Very bizarre. Any doctors have an idea as to what happened.
The trainer looked at him and said, "let me know if you have any problems."
He went to doctor a few days later, went to hospital, got out, went back and died.
Very bizarre. Any doctors have an idea as to what happened.
The trainer looked at him and said, "let me know if you have any problems."
He went to doctor a few days later, went to hospital, got out, went back and died.
Not sure how they can screw up a story this bad. Happened in Plainview Tx about 600 miles from Houston. Kid was JV stretching on infield disc rolls in to him as he stretches out before his JV race which he won. Worst case scenario he dies 2 days later. One of those weird inexplicable freakish things that totally sucks.
If he was indeed hit in the hip, he could have sustained a fracture of his pelvis that then went into a slow venous bleed. Sometimes these things are difficult to detect unless you have an astute physician who understands trauma. If a pelvic fracture is not reduced nor the bleeding stopped, you can die of hemorrhagic shock.
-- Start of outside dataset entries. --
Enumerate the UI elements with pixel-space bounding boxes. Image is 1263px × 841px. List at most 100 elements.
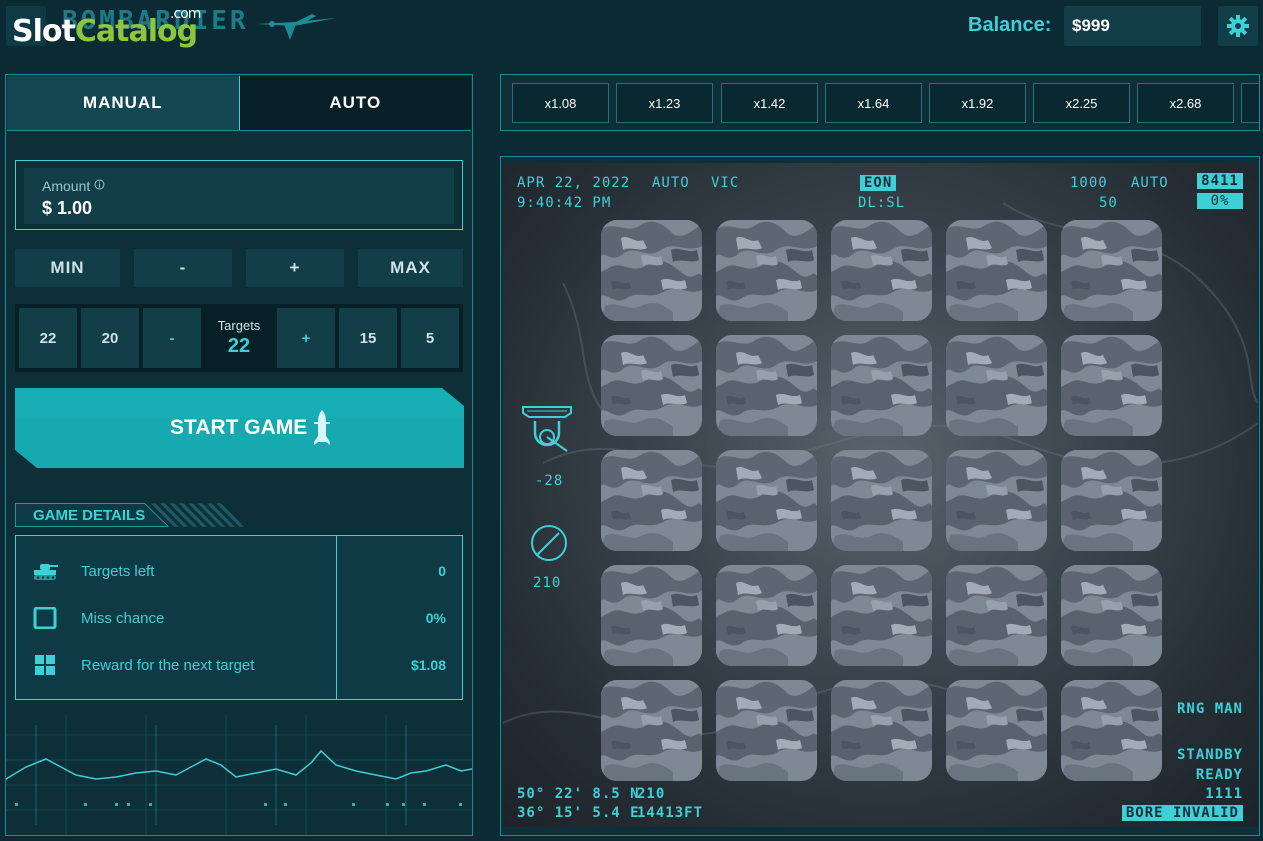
- targets-increase-button[interactable]: +: [277, 308, 335, 368]
- hud-longitude: 36° 15' 5.4 E: [517, 805, 640, 821]
- drone-camera-view: APR 22, 2022 9:40:42 PM AUTO VIC EON DL:…: [503, 163, 1258, 827]
- target-tile[interactable]: [1061, 220, 1162, 321]
- decrease-bet-button[interactable]: -: [134, 249, 232, 287]
- amount-field-wrapper: Amount $ 1.00: [15, 160, 463, 230]
- hud-percent: 0%: [1197, 193, 1243, 209]
- targets-selector: 22 20 - Targets 22 + 15 5: [15, 304, 463, 372]
- target-tile[interactable]: [716, 220, 817, 321]
- hud-num: 1111: [1205, 786, 1243, 802]
- target-tile[interactable]: [831, 680, 932, 781]
- hud-standby: STANDBY: [1176, 747, 1243, 763]
- watermark-part1: Slot: [12, 14, 76, 49]
- camo-pattern: [1061, 565, 1162, 666]
- targets-value: 22: [227, 335, 251, 357]
- max-bet-button[interactable]: MAX: [358, 249, 463, 287]
- targets-option-15[interactable]: 15: [339, 308, 397, 368]
- tab-auto[interactable]: AUTO: [239, 76, 471, 130]
- target-tile[interactable]: [716, 335, 817, 436]
- hud-dl: DL:SL: [858, 195, 906, 211]
- camo-pattern: [1061, 335, 1162, 436]
- target-tile[interactable]: [601, 220, 702, 321]
- target-tile[interactable]: [601, 335, 702, 436]
- settings-button[interactable]: [1218, 6, 1258, 46]
- bet-controls: MIN - + MAX: [15, 249, 463, 287]
- camo-pattern: [946, 220, 1047, 321]
- targets-option-5[interactable]: 5: [401, 308, 459, 368]
- target-tile[interactable]: [601, 680, 702, 781]
- game-details-title: GAME DETAILS: [33, 507, 146, 524]
- targets-display: Targets 22: [205, 308, 273, 368]
- camo-pattern: [716, 680, 817, 781]
- min-bet-button[interactable]: MIN: [15, 249, 120, 287]
- gimbal-icon: [522, 406, 572, 452]
- target-tile[interactable]: [1061, 680, 1162, 781]
- target-tile[interactable]: [946, 450, 1047, 551]
- camo-pattern: [831, 565, 932, 666]
- target-tile[interactable]: [716, 680, 817, 781]
- target-tile[interactable]: [716, 450, 817, 551]
- game-board: APR 22, 2022 9:40:42 PM AUTO VIC EON DL:…: [500, 156, 1260, 836]
- camo-pattern: [601, 450, 702, 551]
- tank-icon: [34, 564, 58, 580]
- detail-label-reward: Reward for the next target: [81, 657, 255, 674]
- multiplier-item: x2.25: [1033, 83, 1130, 123]
- target-tile[interactable]: [946, 220, 1047, 321]
- target-tile[interactable]: [716, 565, 817, 666]
- target-tile[interactable]: [1061, 335, 1162, 436]
- hud-ready: READY: [1195, 767, 1243, 783]
- hud-date: APR 22, 2022: [517, 175, 631, 191]
- multiplier-item: x1.64: [825, 83, 922, 123]
- amount-value: $ 1.00: [42, 198, 93, 218]
- hud-mode-auto: AUTO: [652, 175, 690, 191]
- hud-mode-auto-2: AUTO: [1131, 175, 1169, 191]
- hud-rng: RNG MAN: [1176, 701, 1243, 717]
- start-game-label: START GAME: [170, 416, 308, 439]
- camo-pattern: [716, 565, 817, 666]
- targets-label: Targets: [217, 318, 261, 333]
- camo-pattern: [946, 335, 1047, 436]
- camo-pattern: [831, 450, 932, 551]
- target-tile[interactable]: [601, 450, 702, 551]
- camo-pattern: [831, 680, 932, 781]
- hud-mode-vic: VIC: [711, 175, 740, 191]
- hud-alt-50: 50: [1099, 195, 1118, 211]
- target-tile[interactable]: [946, 680, 1047, 781]
- increase-bet-button[interactable]: +: [246, 249, 344, 287]
- signal-graph: [6, 715, 472, 835]
- target-tile[interactable]: [1061, 565, 1162, 666]
- multiplier-item: x1.92: [929, 83, 1026, 123]
- square-icon: [33, 607, 57, 629]
- camo-pattern: [716, 450, 817, 551]
- detail-label-targets-left: Targets left: [81, 563, 155, 580]
- amount-field[interactable]: Amount $ 1.00: [24, 168, 454, 224]
- hud-altitude: 14413FT: [637, 805, 704, 821]
- target-tile[interactable]: [946, 335, 1047, 436]
- tab-manual[interactable]: MANUAL: [7, 76, 240, 130]
- targets-option-20[interactable]: 20: [81, 308, 139, 368]
- header: BOMBARDIER SlotCatalog .com Balance: $999: [0, 0, 1263, 52]
- game-details-body: Targets left 0 Miss chance 0% Reward for…: [15, 535, 463, 700]
- info-icon[interactable]: [94, 179, 105, 190]
- target-tile[interactable]: [831, 220, 932, 321]
- detail-row-miss-chance: Miss chance 0%: [16, 603, 462, 633]
- balance-value: $999: [1064, 6, 1201, 46]
- start-game-button[interactable]: START GAME: [15, 388, 464, 468]
- target-tile[interactable]: [1061, 450, 1162, 551]
- camo-pattern: [601, 565, 702, 666]
- targets-option-22[interactable]: 22: [19, 308, 77, 368]
- target-tile[interactable]: [831, 450, 932, 551]
- watermark-part3: .com: [170, 6, 201, 22]
- target-tile[interactable]: [946, 565, 1047, 666]
- camo-pattern: [716, 220, 817, 321]
- target-tile[interactable]: [831, 565, 932, 666]
- camo-pattern: [716, 335, 817, 436]
- balance-label: Balance:: [968, 14, 1052, 36]
- target-tile[interactable]: [601, 565, 702, 666]
- camo-pattern: [946, 680, 1047, 781]
- targets-decrease-button[interactable]: -: [143, 308, 201, 368]
- multiplier-bar: x1.08 x1.23 x1.42 x1.64 x1.92 x2.25 x2.6…: [500, 74, 1260, 131]
- camo-pattern: [1061, 220, 1162, 321]
- multiplier-item: x1.42: [721, 83, 818, 123]
- camo-pattern: [946, 450, 1047, 551]
- target-tile[interactable]: [831, 335, 932, 436]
This is my understanding of the above story.
^^ is pretty much correct. The discus had not been thrown. It had been "bowled" along the grass by an athlete trying to fine tune his release. Plainview is about half way between Lubbock and Amarillo.
Your post is confusing;
Most likely an embolism (intravascular clot or mass that lodges in the brain or lung).
Dot Connector wrote:
Most likely an embolism (intravascular clot or mass that lodges in the brain or lung).
This. It was my first thought when I read the article earlier on Mail Online. I then asked my husband who works in the medical field about what could have happened and he stated the above.
absolutely no way he had a "slow hemorrhagic bleed". anything short of a massive pelvic fracture, and a vein will clot itself off (i.e. stop bleeding. the kid ran a race after, for goodness sake. deep vein thrombosis followed by pulmonary embolism would be the likely cause, though some type of bone fracture could also cause a fat embolism to travel to the lungs, albeit extremely small chance.